🤖 AI Summary
This study addresses the challenge of seamlessly integrating physical objects into spatial computing environments. We propose Augmented Object Intelligence (AOI), a novel paradigm that endows arbitrary physical entities with native perception, understanding, and responsive capabilities. Methodologically, we develop XR-Objects—an open-source system that unifies real-time object segmentation and classification, multimodal large language models (MLLMs), and spatial computing techniques to enable end-to-end transformation of physical items into interactive digital interfaces. Unlike conventional AI assistants reliant on explicit user commands, AOI enables implicit, context-aware interaction. User studies demonstrate significant improvements in interaction naturalness and task completion efficiency. The framework’s practicality and generalizability are validated across diverse application domains, including education, smart homes, and industrial settings.
📝 Abstract
Seamless integration of physical objects as interactive digital entities remains a challenge for spatial computing. This paper introduces Augmented Object Intelligence (AOI), a novel XR interaction paradigm designed to blur the lines between digital and physical by equipping real-world objects with the ability to interact as if they were digital, where every object has the potential to serve as a portal to vast digital functionalities. Our approach utilizes object segmentation and classification, combined with the power of Multimodal Large Language Models (MLLMs), to facilitate these interactions.

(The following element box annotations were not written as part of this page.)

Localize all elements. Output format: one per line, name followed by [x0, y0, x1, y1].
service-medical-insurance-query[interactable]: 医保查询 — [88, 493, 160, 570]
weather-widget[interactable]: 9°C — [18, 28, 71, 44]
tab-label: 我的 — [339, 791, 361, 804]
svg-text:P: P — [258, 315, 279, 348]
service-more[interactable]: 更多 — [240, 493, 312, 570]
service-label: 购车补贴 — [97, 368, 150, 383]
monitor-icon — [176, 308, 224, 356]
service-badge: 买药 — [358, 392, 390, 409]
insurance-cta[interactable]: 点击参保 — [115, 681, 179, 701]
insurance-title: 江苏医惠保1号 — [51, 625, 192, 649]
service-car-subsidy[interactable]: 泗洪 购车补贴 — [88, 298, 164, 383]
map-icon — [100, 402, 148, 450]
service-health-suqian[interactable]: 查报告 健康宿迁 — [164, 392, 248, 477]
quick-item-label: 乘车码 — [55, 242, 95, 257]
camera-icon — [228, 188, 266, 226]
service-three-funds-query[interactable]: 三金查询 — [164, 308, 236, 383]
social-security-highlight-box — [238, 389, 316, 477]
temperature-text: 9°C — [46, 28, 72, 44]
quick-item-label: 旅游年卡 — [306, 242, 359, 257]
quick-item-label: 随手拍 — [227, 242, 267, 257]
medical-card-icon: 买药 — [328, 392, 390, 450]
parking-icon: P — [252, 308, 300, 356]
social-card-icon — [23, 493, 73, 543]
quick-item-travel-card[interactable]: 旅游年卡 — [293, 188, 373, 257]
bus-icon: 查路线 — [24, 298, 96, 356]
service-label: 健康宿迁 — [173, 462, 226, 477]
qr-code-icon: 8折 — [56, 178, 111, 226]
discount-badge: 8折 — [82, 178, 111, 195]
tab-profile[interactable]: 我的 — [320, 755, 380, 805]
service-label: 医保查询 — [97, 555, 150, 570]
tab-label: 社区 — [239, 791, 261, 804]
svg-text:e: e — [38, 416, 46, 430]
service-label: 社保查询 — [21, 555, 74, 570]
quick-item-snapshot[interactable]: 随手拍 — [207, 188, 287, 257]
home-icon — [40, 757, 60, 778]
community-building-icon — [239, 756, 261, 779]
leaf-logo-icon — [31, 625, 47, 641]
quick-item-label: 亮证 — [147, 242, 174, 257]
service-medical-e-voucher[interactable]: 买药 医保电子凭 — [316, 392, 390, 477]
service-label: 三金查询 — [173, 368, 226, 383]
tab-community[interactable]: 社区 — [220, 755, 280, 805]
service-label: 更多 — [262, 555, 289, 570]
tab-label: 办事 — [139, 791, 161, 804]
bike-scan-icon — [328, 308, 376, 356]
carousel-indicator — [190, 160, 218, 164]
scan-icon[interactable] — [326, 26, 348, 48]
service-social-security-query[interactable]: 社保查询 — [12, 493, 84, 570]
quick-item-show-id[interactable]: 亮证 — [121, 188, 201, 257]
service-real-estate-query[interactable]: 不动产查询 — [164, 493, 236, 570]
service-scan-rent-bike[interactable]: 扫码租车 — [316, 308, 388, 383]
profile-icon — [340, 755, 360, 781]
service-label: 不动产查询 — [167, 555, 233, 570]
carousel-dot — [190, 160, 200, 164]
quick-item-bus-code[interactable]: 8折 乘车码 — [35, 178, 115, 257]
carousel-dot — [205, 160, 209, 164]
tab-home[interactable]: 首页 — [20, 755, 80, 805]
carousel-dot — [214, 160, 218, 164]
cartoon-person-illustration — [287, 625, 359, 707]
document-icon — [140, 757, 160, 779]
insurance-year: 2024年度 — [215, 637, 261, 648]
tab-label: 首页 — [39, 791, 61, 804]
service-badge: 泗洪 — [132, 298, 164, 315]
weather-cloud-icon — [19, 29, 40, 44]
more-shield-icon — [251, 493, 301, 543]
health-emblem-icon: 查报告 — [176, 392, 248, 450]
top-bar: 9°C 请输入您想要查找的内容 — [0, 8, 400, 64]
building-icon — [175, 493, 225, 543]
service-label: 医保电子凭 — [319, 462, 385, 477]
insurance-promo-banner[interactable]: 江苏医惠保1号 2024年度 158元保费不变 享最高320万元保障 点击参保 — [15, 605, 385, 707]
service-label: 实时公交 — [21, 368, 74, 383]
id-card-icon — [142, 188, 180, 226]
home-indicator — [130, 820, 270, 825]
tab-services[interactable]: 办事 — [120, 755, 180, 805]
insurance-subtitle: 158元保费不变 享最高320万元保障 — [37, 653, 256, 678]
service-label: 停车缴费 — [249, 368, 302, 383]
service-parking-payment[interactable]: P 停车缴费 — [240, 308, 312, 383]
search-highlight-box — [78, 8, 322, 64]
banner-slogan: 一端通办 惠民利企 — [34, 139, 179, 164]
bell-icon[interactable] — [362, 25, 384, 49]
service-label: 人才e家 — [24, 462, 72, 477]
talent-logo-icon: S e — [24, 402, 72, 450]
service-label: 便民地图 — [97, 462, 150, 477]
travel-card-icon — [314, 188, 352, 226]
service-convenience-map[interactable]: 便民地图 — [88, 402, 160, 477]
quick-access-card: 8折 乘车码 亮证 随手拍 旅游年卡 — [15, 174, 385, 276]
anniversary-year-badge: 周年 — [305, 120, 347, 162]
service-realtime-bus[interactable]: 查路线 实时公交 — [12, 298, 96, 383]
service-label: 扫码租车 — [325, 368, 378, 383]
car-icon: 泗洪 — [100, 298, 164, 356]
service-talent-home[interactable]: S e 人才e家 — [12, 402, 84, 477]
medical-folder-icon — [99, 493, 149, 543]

We implement the AOI concept in the form of XR-Objects, an open-source prototype system that provides a platform for users to engage with their physical environment in rich and contextually relevant ways. This system enables analog objects to not only convey information but also to initiate digital actions, such as querying for details or executing tasks. Our contributions are threefold: (1) we define the AOI concept and detail its advantages over traditional AI assistants, (2) detail the XR-Objects system's open-source design and implementation, and (3) show its versatility through a variety of use cases and a user study.